Reuters ha descritto come, poche ore prima del fischio d'inizio allo Stadio Azteca, Città del Messico avesse assunto un colore completamente diverso. Non il blu, il bianco e il rosso del Messico, paese ospitante, ma il giallo della Colombia che ricopriva ristoranti, angoli delle strade e vie che conducevano al leggendario stadio.
Migliaia di tifosi colombiani si sono riversati a Città del Messico il giorno della partita d'esordio della loro nazionale ai Mondiali del 2026. Indossando magliette gialle, sventolando bandiere e cantando a squarciagola per le strade, hanno trasformato l'atmosfera prima della partita contro l'Uzbekistan in una festa sudamericana nel cuore del Nord America.

L'aspetto unico di questa "conquista" non risiede solo nel numero di tifosi. Sta anche nel modo in cui i colombiani portano la loro cultura ai Mondiali, compresi il cibo, la musica , il canto e la loro caratteristica esuberanza.
Al Comedor de los Milagros, una food court latinoamericana nel quartiere Roma Sur di Città del Messico, i tifosi colombiani hanno mangiato Bandeja Paisa, salsicce, uova, fagioli ed empanadas in attesa della partita.

L'atmosfera si è fatta ancora più elettrizzante quando il cantante Carlos Vives ha fatto la sua apparizione a sorpresa. Per molti tifosi, la presenza della star della musica colombiana è stata un vero e proprio segno di buon auspicio prima del fischio d'inizio.
Il legame tra Colombia e Messico è un altro aspetto degno di nota di questa storia. Un tifoso di Medellín ha affermato che i colombiani vorrebbero seguire la squadra durante la fase a gironi, ma il costo è troppo elevato, con i soli biglietti che arrivano a costare circa 1.000 dollari.
Ciononostante, hanno comunque scelto il Messico come destinazione che ritenevano più vicina in termini di calcio, musica, cibo e atmosfera festosa.
All'interno dello Stadio Azteca, il colore giallo ha continuato a dominare. Le tribune, gremite di tifosi colombiani, hanno fatto sì che la partita in Messico sembrasse una partita in casa per "Los Cafeteros".
In campo, i giocatori colombiani hanno risposto con lo stesso spirito. Il difensore Daniel Munoz ha aperto le marcature al 40° minuto su assist dell'attaccante Luis Diaz.
L'Uzbekistan ha pareggiato grazie al centrocampista Abbotsbek Fayzullaev, autore del primo gol nella storia dei Mondiali per la nazionale centroasiatica.
Tuttavia, la tenacia della squadra sudamericana è emersa al momento giusto, con Diaz e il centrocampista Jaminton Campaz che hanno segnato i gol che hanno sancito la vittoria per 3-1.

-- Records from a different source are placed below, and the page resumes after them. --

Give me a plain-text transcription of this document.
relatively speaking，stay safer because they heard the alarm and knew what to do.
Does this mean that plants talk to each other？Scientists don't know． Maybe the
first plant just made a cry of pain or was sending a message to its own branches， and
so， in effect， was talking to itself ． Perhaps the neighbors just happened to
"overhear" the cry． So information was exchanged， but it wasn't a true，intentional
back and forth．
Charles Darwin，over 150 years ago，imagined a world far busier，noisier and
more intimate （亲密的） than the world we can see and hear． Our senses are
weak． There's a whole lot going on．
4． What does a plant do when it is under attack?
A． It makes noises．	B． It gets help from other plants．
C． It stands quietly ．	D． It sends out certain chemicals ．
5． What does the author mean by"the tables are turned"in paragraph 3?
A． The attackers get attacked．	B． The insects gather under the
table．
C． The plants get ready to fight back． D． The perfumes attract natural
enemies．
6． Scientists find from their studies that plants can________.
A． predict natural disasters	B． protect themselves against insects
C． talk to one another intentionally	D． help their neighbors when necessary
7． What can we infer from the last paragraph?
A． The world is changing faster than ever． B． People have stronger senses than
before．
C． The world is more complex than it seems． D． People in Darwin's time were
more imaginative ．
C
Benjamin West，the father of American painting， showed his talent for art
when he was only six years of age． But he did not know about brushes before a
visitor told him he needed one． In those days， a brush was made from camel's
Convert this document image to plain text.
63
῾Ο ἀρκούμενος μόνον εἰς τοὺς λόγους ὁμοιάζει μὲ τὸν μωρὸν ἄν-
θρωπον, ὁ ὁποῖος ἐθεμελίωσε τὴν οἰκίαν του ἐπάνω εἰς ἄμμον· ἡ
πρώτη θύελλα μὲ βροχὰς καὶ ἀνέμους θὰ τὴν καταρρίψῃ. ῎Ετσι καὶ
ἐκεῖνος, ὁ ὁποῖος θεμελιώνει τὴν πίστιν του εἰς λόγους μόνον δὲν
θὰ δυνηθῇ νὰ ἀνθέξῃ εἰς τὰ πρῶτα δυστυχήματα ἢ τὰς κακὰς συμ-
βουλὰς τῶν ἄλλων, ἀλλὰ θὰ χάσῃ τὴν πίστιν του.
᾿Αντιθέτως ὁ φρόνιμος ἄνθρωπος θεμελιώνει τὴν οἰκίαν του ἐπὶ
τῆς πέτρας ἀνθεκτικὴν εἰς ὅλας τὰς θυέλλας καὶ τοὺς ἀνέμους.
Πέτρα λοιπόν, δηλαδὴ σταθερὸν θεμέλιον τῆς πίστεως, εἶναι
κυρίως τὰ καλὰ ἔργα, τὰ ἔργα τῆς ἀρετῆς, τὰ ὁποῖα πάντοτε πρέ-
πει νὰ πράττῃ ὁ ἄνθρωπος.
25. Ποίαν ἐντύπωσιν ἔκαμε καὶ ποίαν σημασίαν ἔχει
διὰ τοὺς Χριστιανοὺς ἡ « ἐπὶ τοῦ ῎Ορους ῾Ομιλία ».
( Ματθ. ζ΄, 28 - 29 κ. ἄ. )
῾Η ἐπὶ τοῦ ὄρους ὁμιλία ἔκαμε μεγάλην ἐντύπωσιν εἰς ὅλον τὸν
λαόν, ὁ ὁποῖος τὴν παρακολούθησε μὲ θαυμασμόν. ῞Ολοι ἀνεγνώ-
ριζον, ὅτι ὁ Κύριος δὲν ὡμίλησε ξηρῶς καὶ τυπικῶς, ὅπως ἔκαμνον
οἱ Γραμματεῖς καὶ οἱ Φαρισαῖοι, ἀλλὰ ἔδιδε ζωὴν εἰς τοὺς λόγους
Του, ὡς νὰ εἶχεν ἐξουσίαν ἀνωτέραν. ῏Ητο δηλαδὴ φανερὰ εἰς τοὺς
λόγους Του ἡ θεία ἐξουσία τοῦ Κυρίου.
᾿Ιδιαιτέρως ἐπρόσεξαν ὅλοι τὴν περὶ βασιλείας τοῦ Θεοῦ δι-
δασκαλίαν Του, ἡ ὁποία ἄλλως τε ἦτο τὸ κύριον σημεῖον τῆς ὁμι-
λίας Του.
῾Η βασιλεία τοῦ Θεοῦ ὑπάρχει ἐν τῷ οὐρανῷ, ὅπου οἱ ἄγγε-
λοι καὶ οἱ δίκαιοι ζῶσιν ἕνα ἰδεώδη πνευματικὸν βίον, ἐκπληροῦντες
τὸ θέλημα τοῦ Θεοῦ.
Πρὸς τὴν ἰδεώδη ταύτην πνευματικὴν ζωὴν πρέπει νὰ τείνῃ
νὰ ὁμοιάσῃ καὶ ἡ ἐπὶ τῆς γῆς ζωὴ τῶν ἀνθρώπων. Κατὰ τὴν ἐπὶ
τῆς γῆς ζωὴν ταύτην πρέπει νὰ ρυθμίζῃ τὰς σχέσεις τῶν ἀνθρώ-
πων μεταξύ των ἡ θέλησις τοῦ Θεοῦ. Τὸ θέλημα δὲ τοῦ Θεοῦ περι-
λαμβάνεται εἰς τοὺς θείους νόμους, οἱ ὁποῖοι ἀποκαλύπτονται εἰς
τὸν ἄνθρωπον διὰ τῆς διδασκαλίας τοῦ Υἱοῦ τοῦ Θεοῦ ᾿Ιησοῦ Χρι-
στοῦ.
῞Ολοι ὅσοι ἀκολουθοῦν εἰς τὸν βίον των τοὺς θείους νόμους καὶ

Dopo il fischio finale, la folla colombiana è tornata all'Angel de la Independencia, un luogo familiare alle celebrazioni messicane. Quella sera, però, apparteneva ai tifosi colombiani.
La vittoria della Colombia sull'Uzbekistan le conferisce un vantaggio temporaneo nel Gruppo K, soprattutto dopo il pareggio per 1-1 tra Portogallo e Repubblica Democratica del Congo.
Il valore non risiede solo nella vittoria sul campo, ma anche nel fatto che i tifosi colombiani hanno creato una festa in maglia gialla a Città del Messico, trasformando la terra straniera in una destinazione vibrante per i Mondiali del 2026.